Here are the list of the files and respective details.
a) Plant_BItree in TRE format, the original tree file from Bayesian Inference (BI) analysis using MrBayes v3.2.7 for 69 chloroplast protein-coding genes of 17 species of Rhus and its closely related species.
b) Plant_dating in TRE format, the original file for divergence time estimation using the mcmctree program in PAML for 69 chloroplast protein-coding genes of 17 species of Rhus and its closely related species.
c) Plant_MLtree in TREEFILE format, the original tree file from Maximum Likelihood (ML) analysis using RAxML 8.2.12 for 69 chloroplast protein-coding genes of 17 species of Rhus and its closely related species.
d) SCN_genetree_dating in TRE format, the original file for divergence time estimation using the mcmctree program in PAML after constructing a tree with SCN_alignment using RAxML 8.2.12.
e) SCN_MLtree in CONTREE format, the original tree file constructed using SCN_alignment with RAxML 8.2.12.
f) Plant_alignment in NEX format, containing a concatenated alignment of 69 chloroplast protein-coding genes for 17 species of Rhus and its closely related species, with detailed parameters from the MrBayes v3.2.7 run at the end of the file.
g) SCN_speciestree in TRE format, the original file for the species tree constructed from amino acids of single-copy nuclear genes for 44 aphids using ASTRAL-III software.
h) SCN_speciestree_dating in TRE format, the original file for divergence time estimation using the SCN_speciestree.TRE file with the mcmctree program in PAML.
i) SCN_alignment in NEX format, containing a concatenated alignment of amino acids for single-copy nuclear genes from 44 aphids.
j) mtDNA_alignment in NEX format, containing a concatenated alignment of mitochondrial 13 protein-coding genes + 2 rRNA genes for 44 species of Rhus gall aphids and outgroups, with detailed parameters from the MrBayes v3.2.7 run at the end of the file.
k) mtDNA_BItree in TRE format, the original tree file from BI using MrBayes v3.2.7 for mitochondrial 13 protein-coding genes + 2 rRNA genes of 44 species of Rhus gall aphids and outgroup species.
l) mtDNA_MLtree in TRE format, the original tree file from ML analysis using RAxML 8.2.12 for mitochondrial 13 protein-coding genes + 2 rRNA genes of 44 species of Rhus gall aphids and outgroup species.
We collected 45 samples representing 14 Rhus gall aphid species and three subspecies and some closely related aphids.

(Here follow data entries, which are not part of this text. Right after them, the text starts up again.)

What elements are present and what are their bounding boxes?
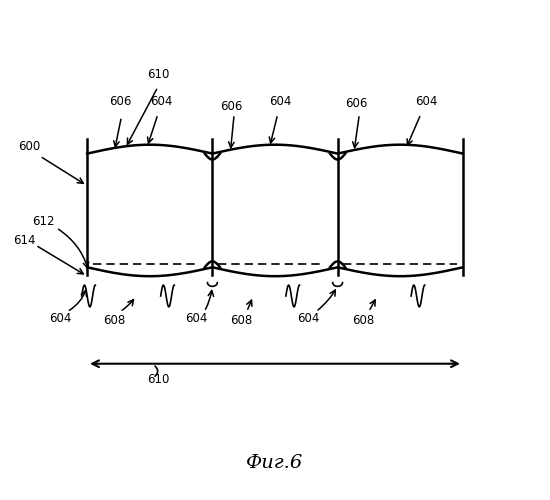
Text: 608: 608 [352, 314, 375, 327]
Text: 604: 604 [298, 312, 320, 324]
Text: 604: 604 [185, 312, 207, 324]
Text: 604: 604 [151, 95, 173, 108]
Text: 604: 604 [49, 312, 71, 324]
Text: 606: 606 [220, 100, 243, 113]
Text: 604: 604 [270, 95, 292, 108]
Text: 610: 610 [147, 68, 169, 81]
Text: 606: 606 [345, 96, 368, 110]
Text: 608: 608 [230, 314, 252, 327]
Text: 610: 610 [147, 373, 169, 386]
Text: 612: 612 [32, 215, 55, 228]
Text: 604: 604 [415, 95, 438, 108]
Text: 600: 600 [18, 140, 40, 152]
Text: 606: 606 [109, 95, 131, 108]
Text: 608: 608 [103, 314, 125, 327]
Text: Фиг.6: Фиг.6 [246, 454, 304, 471]
Text: 614: 614 [13, 234, 36, 246]
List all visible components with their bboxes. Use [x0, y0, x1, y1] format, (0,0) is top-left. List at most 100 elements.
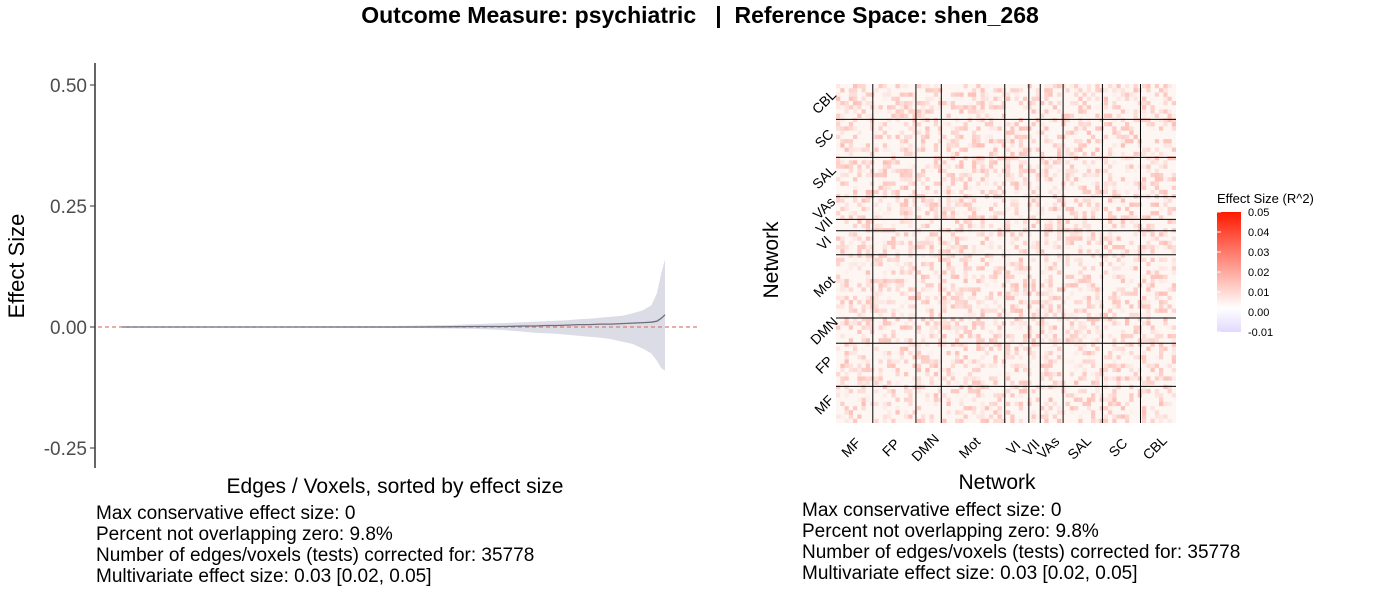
heatmap-cell: [1066, 385, 1070, 389]
heatmap-cell: [882, 160, 888, 165]
heatmap-cell: [967, 257, 973, 262]
heatmap-cell: [1129, 186, 1133, 190]
heatmap-cell: [878, 198, 883, 203]
heatmap-cell: [853, 223, 858, 229]
heatmap-cell: [1032, 364, 1036, 368]
heatmap-cell: [933, 363, 939, 368]
heatmap-cell: [1057, 253, 1062, 258]
heatmap-cell: [964, 211, 968, 215]
heatmap-cell: [1002, 275, 1006, 279]
heatmap-cell: [1171, 351, 1177, 356]
heatmap-cell: [916, 122, 922, 127]
heatmap-cell: [1154, 177, 1160, 182]
heatmap-cell: [1027, 401, 1032, 407]
heatmap-cell: [1154, 173, 1160, 178]
heatmap-cell: [1031, 257, 1036, 262]
heatmap-cell: [1142, 164, 1147, 169]
heatmap-cell: [1159, 346, 1164, 351]
heatmap-cell: [899, 351, 905, 356]
heatmap-cell: [1159, 393, 1164, 398]
heatmap-cell: [972, 410, 977, 415]
heatmap-cell: [1108, 308, 1113, 313]
heatmap-cell: [1103, 181, 1109, 186]
heatmap-cell: [1074, 368, 1078, 372]
heatmap-cell: [1159, 177, 1164, 182]
heatmap-cell: [921, 287, 926, 292]
heatmap-cell: [870, 329, 875, 335]
heatmap-cell: [1146, 359, 1150, 363]
heatmap-cell: [1129, 363, 1134, 368]
heatmap-cell: [861, 304, 866, 309]
heatmap-cell: [997, 312, 1002, 318]
heatmap-cell: [976, 300, 981, 305]
heatmap-cell: [1095, 372, 1100, 377]
heatmap-cell: [882, 334, 888, 339]
heatmap-cell: [870, 253, 875, 258]
heatmap-cell: [1027, 134, 1032, 140]
heatmap-cell: [1002, 228, 1006, 232]
heatmap-cell: [1108, 351, 1113, 356]
heatmap-cell: [1168, 313, 1172, 317]
heatmap-cell: [959, 317, 964, 322]
heatmap-cell: [878, 300, 883, 305]
heatmap-cell: [1125, 418, 1130, 424]
heatmap-cell: [959, 134, 964, 140]
heatmap-cell: [1023, 300, 1028, 305]
heatmap-cell: [1091, 321, 1096, 326]
heatmap-cell: [1044, 384, 1049, 390]
heatmap-cell: [848, 240, 854, 246]
heatmap-cell: [950, 245, 956, 250]
heatmap-cell: [972, 160, 977, 165]
heatmap-cell: [989, 291, 994, 296]
heatmap-cell: [916, 270, 922, 275]
heatmap-cell: [857, 202, 862, 207]
heatmap-cell: [1125, 283, 1129, 287]
heatmap-cell: [1154, 168, 1160, 174]
heatmap-cell: [1146, 376, 1151, 381]
heatmap-cell: [857, 164, 862, 169]
heatmap-cell: [1137, 181, 1143, 186]
heatmap-cell: [1146, 346, 1151, 351]
heatmap-cell: [1116, 304, 1121, 309]
heatmap-cell: [1150, 151, 1155, 157]
heatmap-cell: [1044, 278, 1049, 284]
heatmap-cell: [1137, 342, 1143, 347]
heatmap-cell: [1108, 295, 1113, 301]
heatmap-cell: [1154, 270, 1160, 275]
heatmap-cell: [967, 185, 973, 190]
heatmap-cell: [1137, 143, 1143, 148]
heatmap-cell: [1167, 376, 1172, 381]
heatmap-cell: [967, 308, 973, 313]
heatmap-cell: [1027, 202, 1032, 207]
heatmap-cell: [1129, 266, 1134, 271]
heatmap-cell: [1112, 245, 1117, 250]
heatmap-cell: [967, 266, 973, 271]
y-network-label: CBL: [809, 86, 840, 117]
heatmap-cell: [840, 376, 845, 381]
heatmap-cell: [933, 84, 939, 89]
heatmap-cell: [1031, 414, 1036, 419]
heatmap-cell: [895, 232, 900, 237]
heatmap-cell: [938, 321, 943, 326]
heatmap-cell: [1082, 308, 1087, 313]
heatmap-cell: [1159, 151, 1164, 157]
heatmap-cell: [942, 304, 947, 309]
heatmap-cell: [836, 372, 841, 377]
heatmap-cell: [840, 206, 845, 212]
heatmap-cell: [967, 317, 973, 322]
heatmap-cell: [908, 143, 913, 148]
heatmap-cell: [862, 359, 866, 363]
heatmap-cell: [976, 364, 980, 368]
heatmap-cell: [912, 295, 917, 301]
heatmap-cell: [857, 321, 862, 326]
heatmap-cell: [908, 325, 913, 330]
heatmap-cell: [904, 279, 908, 283]
heatmap-cell: [836, 198, 841, 203]
heatmap-cell: [1052, 173, 1058, 178]
heatmap-cell: [840, 126, 845, 131]
heatmap-cell: [997, 211, 1002, 216]
heatmap-cell: [904, 262, 909, 267]
heatmap-cell: [1052, 325, 1058, 330]
heatmap-cell: [933, 359, 939, 364]
heatmap-cell: [853, 351, 858, 356]
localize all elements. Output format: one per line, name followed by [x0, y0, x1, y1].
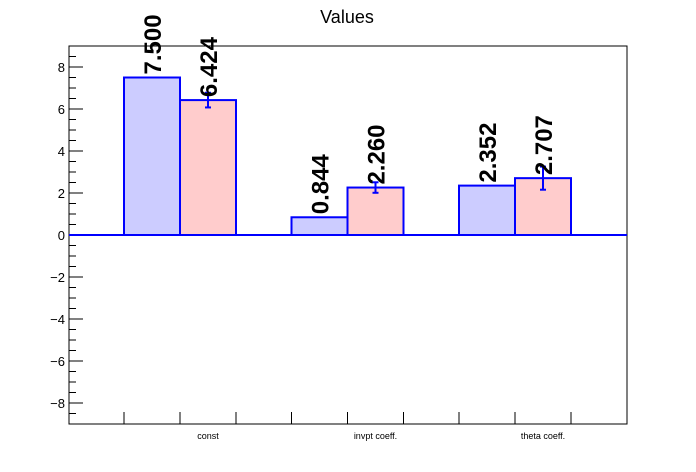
bars	[123, 76, 572, 237]
x-category-label: const	[197, 431, 219, 441]
y-tick-label: 6	[58, 102, 65, 117]
x-category-label: invpt coeff.	[354, 431, 397, 441]
data-labels: 7.500 0.844 2.352 6.424 2.260 2.707	[140, 14, 558, 214]
bar	[346, 186, 405, 236]
y-tick-label: 4	[58, 144, 65, 159]
chart-title: Values	[320, 7, 374, 27]
x-category-label: theta coeff.	[521, 431, 565, 441]
y-tick-label: 8	[58, 60, 65, 75]
y-tick-label: −4	[50, 312, 65, 327]
y-tick-label: 2	[58, 186, 65, 201]
bar	[458, 184, 516, 236]
bar-value-label: 2.260	[364, 124, 391, 184]
y-tick-label: −2	[50, 270, 65, 285]
y-tick-label: −6	[50, 354, 65, 369]
bar	[123, 76, 181, 236]
y-tick-label: −8	[50, 396, 65, 411]
bar-value-label: 7.500	[140, 14, 167, 74]
error-bars	[205, 91, 546, 194]
bar-value-label: 6.424	[196, 36, 223, 97]
bar	[179, 99, 237, 237]
bar-value-label: 2.707	[531, 115, 558, 175]
bar-value-label: 2.352	[475, 123, 502, 183]
y-tick-label: 0	[58, 228, 65, 243]
bar	[290, 216, 349, 236]
bar-value-label: 0.844	[308, 154, 335, 215]
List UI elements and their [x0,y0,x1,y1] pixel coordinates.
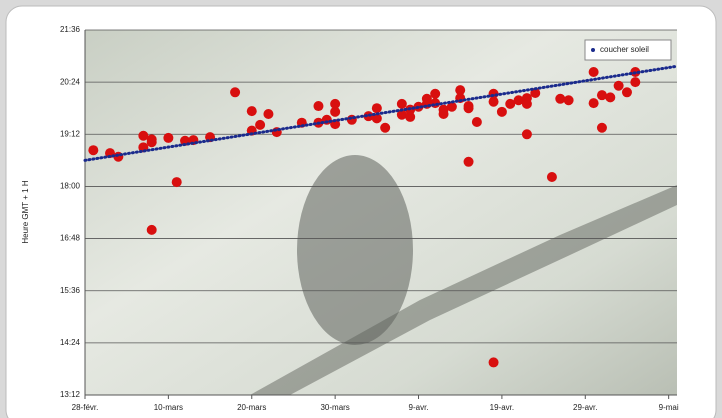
x-tick-label: 29-avr. [573,403,597,412]
point [489,357,499,367]
point [430,89,440,99]
y-tick-label: 18:00 [60,182,81,191]
point [622,87,632,97]
point [230,87,240,97]
point [464,103,474,113]
point [247,106,257,116]
y-tick-label: 21:36 [60,25,81,34]
y-tick-label: 14:24 [60,338,81,347]
point [614,81,624,91]
y-tick-label: 13:12 [60,390,81,399]
point [564,95,574,105]
point [547,172,557,182]
point [255,120,265,130]
point [397,99,407,109]
point [630,77,640,87]
point [589,67,599,77]
point [172,177,182,187]
y-tick-label: 16:48 [60,234,81,243]
point [472,117,482,127]
point [605,92,615,102]
owl-silhouette [297,155,413,345]
point [597,123,607,133]
point [147,225,157,235]
point [263,109,273,119]
point [497,107,507,117]
x-tick-label: 20-mars [237,403,266,412]
y-tick-label: 19:12 [60,129,81,138]
x-tick-label: 9-avr. [409,403,429,412]
x-tick-label: 28-févr. [72,403,99,412]
point [597,90,607,100]
point [88,145,98,155]
point [455,85,465,95]
point [464,157,474,167]
x-tick-label: 9-mai [659,403,679,412]
point [522,99,532,109]
point [589,98,599,108]
y-tick-label: 20:24 [60,77,81,86]
point [522,129,532,139]
x-tick-label: 19-avr. [490,403,514,412]
point [330,107,340,117]
legend-marker [591,48,595,52]
y-tick-label: 15:36 [60,286,81,295]
point [313,101,323,111]
chart: Heure GMT + 1 H 13:12 14:24 15:36 16:48 18:0… [0,0,722,418]
x-tick-label: 10-mars [154,403,183,412]
point [372,103,382,113]
point [147,137,157,147]
point [380,123,390,133]
point [555,94,565,104]
y-axis-label: Heure GMT + 1 H [21,180,30,243]
legend-label: coucher soleil [600,45,649,54]
point [430,98,440,108]
point [163,133,173,143]
x-tick-label: 30-mars [320,403,349,412]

We extracted genomic DNA using three to five individuals from each gall sample with the TIANamp Genomic DNA Kit (TIANGEN) following the manufacturer’s instructions. We sent the genomic DNAs of all the samples to the Genomic Sequencing and Analysis Co. (Shanghai, China) for library construction and sequencing using the shotgun genome skimming method on an Illumina HiSeq 4000 platform. Paired-end reads of 2×150 bp were generated with an insert size of 400 bp. After filtering out low-quality and adapter-contaminated reads with Trimmomatic v. 0.35 , high-quality clean reads were used to do de novo assemblies using the program SPAdes v.3.10.1 with the kmers 21, 33, 55, 77, 99 and 127. We used the mapping method in the software Geneious 10.2.4 to obtain the complete mitochondrial genome from contigs (Kearse et al. 2012). We obtained the complete mitogenome sequence by aligning, comparing and manually checking to the available consensus sequences. We captured single-copy nuclear genes directly from contigs, which was assembled by SPAdes v.3.10.1, and using OrthoDB database of Hemiptera with default parameters. Then we used MAFFT for alignment and obtained the alignment results.